Words by Greg Lomas
Photos by Edmund Sumner
Originally published in AJ Specification
Craft and collaboration
Our interest in craft and collaboration goes back to our respective roots. We both had a rural upbringing surrounded by makers ranging from blacksmithing and metalwork to potters, weavers and wood turners. As a result, making and collaborating is the essence of our design ethos and from the conception or our practice, we’ve developed a synergy with other fabrications.
On our first realised commission, Thomas House (2004), we collaborated with former mentor, blacksmith and artisan metalworker Jim Horrobin of Doverhay Forge Studios, to create a textured steel monoslab fireplace. We were interested in making a legacy and creating designs with longevity. The house’s fireslab was a sculptural piece of furniture, integrated within the architecture and a product of craft with an inherent richness and vitality embedded by the hands that made it.
Narrative and concept
We see staircases not just as a way of getting from one floor to another, but as an experiential journey through the three dimensional, transformative qualities of space. In some ways there is a playful naivety to being on a stair and we understand it as an opportunity to create something expressive in existing constraints.
The Riverside Penthouse (2014) staircase aimed to capture this idea of playfulness. We designed a helical, ribbon-like structure – unfurling down from a hanging pod and floating in a double-height space. The curved form of the room and accompanying staircase was initially developed from the geometry of the existing building, designed by Foster + Partners. Further design was informed by the block’s proximity to the Riv er Thames: the leather treads on the steps, upholstery to the pod, polished timber and brass detailing were all inspired by Carlo Riva‘s classic 1950s motor boat designs. Working closely with Webb Yates Engineers and bespoke makers Tin Tab, the monocoque-structure ended up having more in common with boat design than initially intended. the whole assembly – with just a laser-cut, veneered steel helical column supporting the staircase – was suspended on 12 brass tension rods from the roof of the apartment. The separate fittings were designed to fit in a single domestic lift to assist its installation.
Making and technology
We collaborate with artists and engineers from a range of industries and disciplines. Getting the team right, ensuring correct expertise and a cross-section of ideas is important. We typically set a brief for others, who work closely with us to develop innovative solutions drawing on a range of knowledge and experience.
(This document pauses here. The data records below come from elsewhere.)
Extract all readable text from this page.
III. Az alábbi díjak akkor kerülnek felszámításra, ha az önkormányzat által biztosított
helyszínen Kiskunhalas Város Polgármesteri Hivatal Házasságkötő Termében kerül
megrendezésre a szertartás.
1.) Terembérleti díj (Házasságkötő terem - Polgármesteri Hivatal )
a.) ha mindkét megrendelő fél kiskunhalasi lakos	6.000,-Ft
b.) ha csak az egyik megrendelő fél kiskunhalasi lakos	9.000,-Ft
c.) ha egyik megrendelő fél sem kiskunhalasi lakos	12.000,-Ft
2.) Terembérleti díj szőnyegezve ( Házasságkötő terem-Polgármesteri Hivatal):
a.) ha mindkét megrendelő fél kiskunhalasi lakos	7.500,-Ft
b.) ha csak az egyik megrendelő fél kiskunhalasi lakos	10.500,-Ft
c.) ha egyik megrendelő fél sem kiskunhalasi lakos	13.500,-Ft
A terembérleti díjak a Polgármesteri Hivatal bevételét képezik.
It’s a creative partnership and the key to its success is experimentation, testing ideas and detailing, exploring alternative materials and selecting quality finishes. However, technology doesn’t and shouldn’t usurp craft. To us, technology is a friendly tool that allows for more efficient collaboration and faster communication.
For our A&J House (2009), a refurbishment of a large Victorian detached house in London, the balustrade was again designed in collaboration with our previous mentor, Jim Horrobin. Horrobin laser and plasma cutting techniques with traditional forging to create an organic artwork inspired by the building’s original exterior detailing.
To complement the balustrade, a bespoke tilted uplight was developed with Mike Stoane Lighting, which is now generally available within their range. The uplights were recessed into the stair treads and landings, casting shadows through the metalwork across the stairwell space.
Materiality verses technology
Because a staircase encourages interaction, its tactility and acoustics become important details. Considering how the treads feel proportionally and under foot, how the staircase is lit, the structure and its overall character within the space are all important features and open up additional opportunities for craftmanship.
At our Retreat for Sartfell, a mountainside house on the Isle of Man which was completed last year, we aimed to bind the building’s programme together with a triple-height staircase. Part of a growing umber of commissions exploring the relationship between landscape and self-sustaining architecture, the project sits in a restored landscape and will be joined by a visitor’s centre and artist’s studio in the coming years. The house is essentially an extension to a Victorian cottage – known locally as ‘Cloud 9’ on account of its white render – and provides a private library, among many other things.
The staircase and library places at the centre of the scheme, were topped with a clearstory, framing a study and capturing shards of shifting light to animate the stark concrete interior. The stairs orientation aligns with views to Sartfell mountain, as well as overlooking the valley below. The floors pf the staircase and landings are made from off-the-shelf perforated steel sheets, specified to be dog-friendly to save the feet of the client’s pets. They were a collaborative effort between structural engineers Conisbee and Somerset-based master boat builder John Hesp.
The frequency of holes in the steel set out the width of the structure and was coordinated with the height of the risers to create the illusion that the piece was bent from a continuous surface. Hesp tested the balancing of the staircase’s weight in an effort to achieve both the right strength and aesthetics.
The hole assembly was modularly fabricated offsite by West Country Blacksmiths, who assisted in completing the final detailing through the construction of full-scale samples.